BOULDER, Colo. — Boulder brags about its 300 days of sunshine each year, which is why I felt vaguely alarmed one afternoon last July. As a passenger in an airport van snaking its way up from Denver International Airport into the Front Range of the Rockies to this hippest of hip college towns, I saw storm clouds gathering.
By the time the driver had maneuvered through the 40,000 breathtaking acres of preserved open space surrounding the city, which is nestled in a bowl 6,000 feet above sea level, and had dropped off three more passengers, the black skies had erupted into a ferocious rainstorm with booming thunder and crackles of lightning. Two passengers later, though, things had quieted down and by the time I — the last passenger to be dropped off that day in a quiet neighborhood a few blocks north of downtown where one of my twentysomething daughters had just moved — the sky again was a majestic blue and the sun was shining.

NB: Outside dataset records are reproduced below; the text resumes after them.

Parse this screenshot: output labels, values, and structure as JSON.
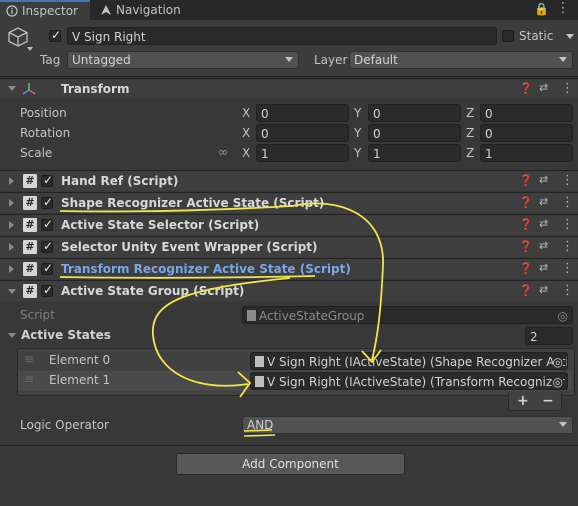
{
  "tabs": [
    {
      "label": "Inspector",
      "icon": "info-icon",
      "active": true
    },
    {
      "label": "Navigation",
      "icon": "navigation-icon",
      "active": false
    }
  ],
  "header": {
    "object_name": "V Sign Right",
    "static_label": "Static",
    "tag_label": "Tag",
    "tag_value": "Untagged",
    "layer_label": "Layer",
    "layer_value": "Default"
  },
  "transform": {
    "title": "Transform",
    "rows": [
      {
        "label": "Position",
        "x": "0",
        "y": "0",
        "z": "0"
      },
      {
        "label": "Rotation",
        "x": "0",
        "y": "0",
        "z": "0"
      },
      {
        "label": "Scale",
        "x": "1",
        "y": "1",
        "z": "1"
      }
    ],
    "axis_x": "X",
    "axis_y": "Y",
    "axis_z": "Z"
  },
  "components": [
    {
      "title": "Hand Ref (Script)",
      "highlight": false
    },
    {
      "title": "Shape Recognizer Active State (Script)",
      "highlight": false
    },
    {
      "title": "Active State Selector (Script)",
      "highlight": false
    },
    {
      "title": "Selector Unity Event Wrapper (Script)",
      "highlight": false
    },
    {
      "title": "Transform Recognizer Active State (Script)",
      "highlight": true
    },
    {
      "title": "Active State Group (Script)",
      "highlight": false
    }
  ],
  "group": {
    "script_label": "Script",
    "script_value": "ActiveStateGroup",
    "active_states_label": "Active States",
    "active_states_count": "2",
    "elements": [
      {
        "label": "Element 0",
        "value": "V Sign Right (IActiveState) (Shape Recognizer Acti"
      },
      {
        "label": "Element 1",
        "value": "V Sign Right (IActiveState) (Transform Recognizer A"
      }
    ],
    "add_symbol": "+",
    "remove_symbol": "−",
    "logic_label": "Logic Operator",
    "logic_value": "AND"
  },
  "add_component_label": "Add Component",
  "colors": {
    "accent": "#3a79bb",
    "highlight_text": "#7aa7e8",
    "annotation": "#f2e44a"
  }
}
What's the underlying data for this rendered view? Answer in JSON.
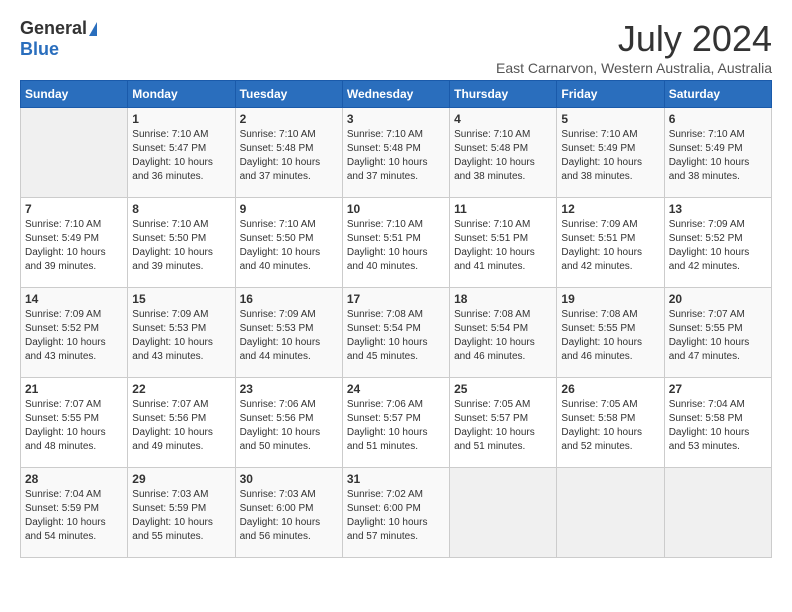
{
  "header": {
    "logo_general": "General",
    "logo_blue": "Blue",
    "month": "July 2024",
    "location": "East Carnarvon, Western Australia, Australia"
  },
  "days_of_week": [
    "Sunday",
    "Monday",
    "Tuesday",
    "Wednesday",
    "Thursday",
    "Friday",
    "Saturday"
  ],
  "weeks": [
    [
      {
        "day": "",
        "info": ""
      },
      {
        "day": "1",
        "info": "Sunrise: 7:10 AM\nSunset: 5:47 PM\nDaylight: 10 hours\nand 36 minutes."
      },
      {
        "day": "2",
        "info": "Sunrise: 7:10 AM\nSunset: 5:48 PM\nDaylight: 10 hours\nand 37 minutes."
      },
      {
        "day": "3",
        "info": "Sunrise: 7:10 AM\nSunset: 5:48 PM\nDaylight: 10 hours\nand 37 minutes."
      },
      {
        "day": "4",
        "info": "Sunrise: 7:10 AM\nSunset: 5:48 PM\nDaylight: 10 hours\nand 38 minutes."
      },
      {
        "day": "5",
        "info": "Sunrise: 7:10 AM\nSunset: 5:49 PM\nDaylight: 10 hours\nand 38 minutes."
      },
      {
        "day": "6",
        "info": "Sunrise: 7:10 AM\nSunset: 5:49 PM\nDaylight: 10 hours\nand 38 minutes."
      }
    ],
    [
      {
        "day": "7",
        "info": "Sunrise: 7:10 AM\nSunset: 5:49 PM\nDaylight: 10 hours\nand 39 minutes."
      },
      {
        "day": "8",
        "info": "Sunrise: 7:10 AM\nSunset: 5:50 PM\nDaylight: 10 hours\nand 39 minutes."
      },
      {
        "day": "9",
        "info": "Sunrise: 7:10 AM\nSunset: 5:50 PM\nDaylight: 10 hours\nand 40 minutes."
      },
      {
        "day": "10",
        "info": "Sunrise: 7:10 AM\nSunset: 5:51 PM\nDaylight: 10 hours\nand 40 minutes."
      },
      {
        "day": "11",
        "info": "Sunrise: 7:10 AM\nSunset: 5:51 PM\nDaylight: 10 hours\nand 41 minutes."
      },
      {
        "day": "12",
        "info": "Sunrise: 7:09 AM\nSunset: 5:51 PM\nDaylight: 10 hours\nand 42 minutes."
      },
      {
        "day": "13",
        "info": "Sunrise: 7:09 AM\nSunset: 5:52 PM\nDaylight: 10 hours\nand 42 minutes."
      }
    ],
    [
      {
        "day": "14",
        "info": "Sunrise: 7:09 AM\nSunset: 5:52 PM\nDaylight: 10 hours\nand 43 minutes."
      },
      {
        "day": "15",
        "info": "Sunrise: 7:09 AM\nSunset: 5:53 PM\nDaylight: 10 hours\nand 43 minutes."
      },
      {
        "day": "16",
        "info": "Sunrise: 7:09 AM\nSunset: 5:53 PM\nDaylight: 10 hours\nand 44 minutes."
      },
      {
        "day": "17",
        "info": "Sunrise: 7:08 AM\nSunset: 5:54 PM\nDaylight: 10 hours\nand 45 minutes."
      },
      {
        "day": "18",
        "info": "Sunrise: 7:08 AM\nSunset: 5:54 PM\nDaylight: 10 hours\nand 46 minutes."
      },
      {
        "day": "19",
        "info": "Sunrise: 7:08 AM\nSunset: 5:55 PM\nDaylight: 10 hours\nand 46 minutes."
      },
      {
        "day": "20",
        "info": "Sunrise: 7:07 AM\nSunset: 5:55 PM\nDaylight: 10 hours\nand 47 minutes."
      }
    ],
    [
      {
        "day": "21",
        "info": "Sunrise: 7:07 AM\nSunset: 5:55 PM\nDaylight: 10 hours\nand 48 minutes."
      },
      {
        "day": "22",
        "info": "Sunrise: 7:07 AM\nSunset: 5:56 PM\nDaylight: 10 hours\nand 49 minutes."
      },
      {
        "day": "23",
        "info": "Sunrise: 7:06 AM\nSunset: 5:56 PM\nDaylight: 10 hours\nand 50 minutes."
      },
      {
        "day": "24",
        "info": "Sunrise: 7:06 AM\nSunset: 5:57 PM\nDaylight: 10 hours\nand 51 minutes."
      },
      {
        "day": "25",
        "info": "Sunrise: 7:05 AM\nSunset: 5:57 PM\nDaylight: 10 hours\nand 51 minutes."
      },
      {
        "day": "26",
        "info": "Sunrise: 7:05 AM\nSunset: 5:58 PM\nDaylight: 10 hours\nand 52 minutes."
      },
      {
        "day": "27",
        "info": "Sunrise: 7:04 AM\nSunset: 5:58 PM\nDaylight: 10 hours\nand 53 minutes."
      }
    ],
    [
      {
        "day": "28",
        "info": "Sunrise: 7:04 AM\nSunset: 5:59 PM\nDaylight: 10 hours\nand 54 minutes."
      },
      {
        "day": "29",
        "info": "Sunrise: 7:03 AM\nSunset: 5:59 PM\nDaylight: 10 hours\nand 55 minutes."
      },
      {
        "day": "30",
        "info": "Sunrise: 7:03 AM\nSunset: 6:00 PM\nDaylight: 10 hours\nand 56 minutes."
      },
      {
        "day": "31",
        "info": "Sunrise: 7:02 AM\nSunset: 6:00 PM\nDaylight: 10 hours\nand 57 minutes."
      },
      {
        "day": "",
        "info": ""
      },
      {
        "day": "",
        "info": ""
      },
      {
        "day": "",
        "info": ""
      }
    ]
  ]
}
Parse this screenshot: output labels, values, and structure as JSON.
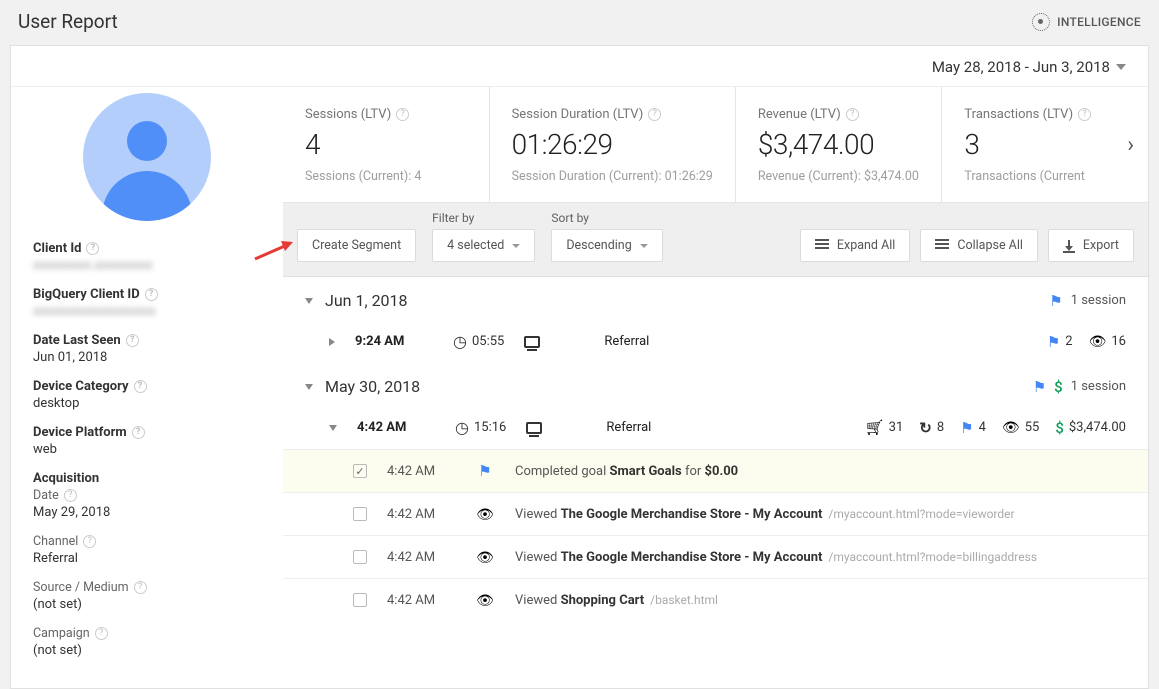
{
  "header": {
    "title": "User Report",
    "intelligence": "INTELLIGENCE"
  },
  "date_range": "May 28, 2018 - Jun 3, 2018",
  "sidebar": {
    "client_id_label": "Client Id",
    "client_id_value": "xxxxxxxxx.xxxxxxxxx",
    "bq_label": "BigQuery Client ID",
    "bq_value": "xxxxxxxxxxxxxxxxxxx",
    "date_last_seen_label": "Date Last Seen",
    "date_last_seen_value": "Jun 01, 2018",
    "device_category_label": "Device Category",
    "device_category_value": "desktop",
    "device_platform_label": "Device Platform",
    "device_platform_value": "web",
    "acquisition_label": "Acquisition",
    "acq_date_label": "Date",
    "acq_date_value": "May 29, 2018",
    "acq_channel_label": "Channel",
    "acq_channel_value": "Referral",
    "acq_source_label": "Source / Medium",
    "acq_source_value": "(not set)",
    "acq_campaign_label": "Campaign",
    "acq_campaign_value": "(not set)"
  },
  "kpis": {
    "sessions": {
      "title": "Sessions (LTV)",
      "value": "4",
      "sub": "Sessions (Current): 4"
    },
    "duration": {
      "title": "Session Duration (LTV)",
      "value": "01:26:29",
      "sub": "Session Duration (Current): 01:26:29"
    },
    "revenue": {
      "title": "Revenue (LTV)",
      "value": "$3,474.00",
      "sub": "Revenue (Current): $3,474.00"
    },
    "transactions": {
      "title": "Transactions (LTV)",
      "value": "3",
      "sub": "Transactions (Current"
    }
  },
  "toolbar": {
    "create_segment": "Create Segment",
    "filter_label": "Filter by",
    "filter_value": "4 selected",
    "sort_label": "Sort by",
    "sort_value": "Descending",
    "expand_all": "Expand All",
    "collapse_all": "Collapse All",
    "export": "Export"
  },
  "days": [
    {
      "date": "Jun 1, 2018",
      "expanded": true,
      "summary_text": "1 session",
      "summary_icons": [
        "flag"
      ],
      "sessions": [
        {
          "expanded": false,
          "time": "9:24 AM",
          "duration": "05:55",
          "channel": "Referral",
          "stats": {
            "flag": "2",
            "eye": "16"
          }
        }
      ]
    },
    {
      "date": "May 30, 2018",
      "expanded": true,
      "summary_text": "1 session",
      "summary_icons": [
        "flag",
        "dollar"
      ],
      "sessions": [
        {
          "expanded": true,
          "time": "4:42 AM",
          "duration": "15:16",
          "channel": "Referral",
          "stats": {
            "cart": "31",
            "refresh": "8",
            "flag": "4",
            "eye": "55",
            "dollar": "$3,474.00"
          },
          "events": [
            {
              "checked": true,
              "time": "4:42 AM",
              "icon": "flag",
              "highlight": true,
              "prefix": "Completed goal ",
              "bold": "Smart Goals",
              "suffix": " for ",
              "bold2": "$0.00",
              "path": ""
            },
            {
              "checked": false,
              "time": "4:42 AM",
              "icon": "eye",
              "prefix": "Viewed ",
              "bold": "The Google Merchandise Store - My Account",
              "suffix": "",
              "path": "/myaccount.html?mode=vieworder"
            },
            {
              "checked": false,
              "time": "4:42 AM",
              "icon": "eye",
              "prefix": "Viewed ",
              "bold": "The Google Merchandise Store - My Account",
              "suffix": "",
              "path": "/myaccount.html?mode=billingaddress"
            },
            {
              "checked": false,
              "time": "4:42 AM",
              "icon": "eye",
              "prefix": "Viewed ",
              "bold": "Shopping Cart",
              "suffix": "",
              "path": "/basket.html"
            }
          ]
        }
      ]
    }
  ]
}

“Oh, don’t worry about the weather, Mom,” said my daughter over a pasta dinner that night in one of the Pearl Street Mall’s trendy restaurants. “They call that the monsoon. It happens a lot in summer. Late afternoon. Then it’s over.”
Summer was never a season I associated with visiting Boulder — or spring or fall for that matter. As a Bostonian, I always thought Boulder was a place to go to in winter, because you wanted to ski. But my trip there was a revelation and Boulder — in summer, spring, or fall — offers the nonskiing traveler not only breathtaking scenery and miles of hiking and biking trails, but also fine food, three bookstores, hip night life, one of the oldest Chautauqua cultural communities in the United States, historic sites related to mining and the settling of the West, great shopping, a Buddhist university, and concerts, art exhibits, lectures, and a Shakespeare festival at the University of Colorado’s 20,000-student campus. It’s also the most laid-back of sophisticated places — inhabited by aging hippies, young hipsters, college students, and, as it becomes a technology innovation zone, an increasing number of technology companies and software professionals moving there for “lifestyle reasons.”
The first day, my daughter, an avid hiker and marathon runner, suggested we climb Mount Sanitas, which is — literally — around the corner from her house and a short walk through her cozy neighborhood of single-family and duplex houses set into pretty gardens. If you turn left out her front door and walk a few blocks, you arrive at the trailhead of a substantial mountain. But what I found particularly great about Boulder is that if you walk out the front door, and turn right, within a few blocks, you also find some of the comforts of civilization — a great Italian restaurant, an organic supermarket, a bakery with delicious croissants and café au lait, and an Irish pub with local craft beer.
Our hike took about four hours and although there were, for me, some moments of huffing and puffing, the exertion was within reason and the payoff at the top was jaw-dropping: mighty, snow-covered mountains as far as the eye could see, the Rockies, not the Front Range anymore.
What you learn after a few days in Boulder is that this is, as one health magazine deemed it, among the healthiest towns in America. It seems as if everyone here is on the move.
Along Boulder Creek, which runs through the center of town, there is a scenic path for walking and in summer, adults and children can be seen tubing through town. Surrounding Boulder are miles of running and biking trails and farther afield there is rock climbing and horseback riding.
Pearl Street Mall, a pedestrian-only center of town, opened in 1977, the same year Boulder adopted the so-called Danish Plan, the most powerful of many longstanding local laws adopted to protect views of the mountains and preserve open space. Extending nine blocks, it is a treasure trove of great shops and restaurants, without urban noise or honking horns. With parks in the center and children running through waterfalls and sculpture gardens and street musicians and outdoor yoga, it pays homage to the late 1960s, when Boulder was the destination of choice for many pot-smoking hippies from the East. Yet Pearl Street Mall today has visitors from all over the world.
One of my last days in Boulder, I joined my daughter and her fiance at the 41st annual RockyGrass Festival, an annual bluegrass festival held in a canyon, beside a flowing stream, in the neighboring town of Lyons. From Boulder, I felt we had driven — in 10 miles — to the wild West. A lot of people wore cowboy hats and boots and the festival drew people from all over the West, with acres of lots parked with tents and RVs and camping sites decorated with laundry drying. We sat for hours on the ground, drinking a few craft beers and swaying to the vibe. Folks were tubing down the river and the canyon was struck red by the setting sun. Some of the folks my age, I wondered if I had seen them before, maybe in1968 in Harvard Square. It was a time when a lot of young people moved to Boulder and they never came back. Suddenly I understood why.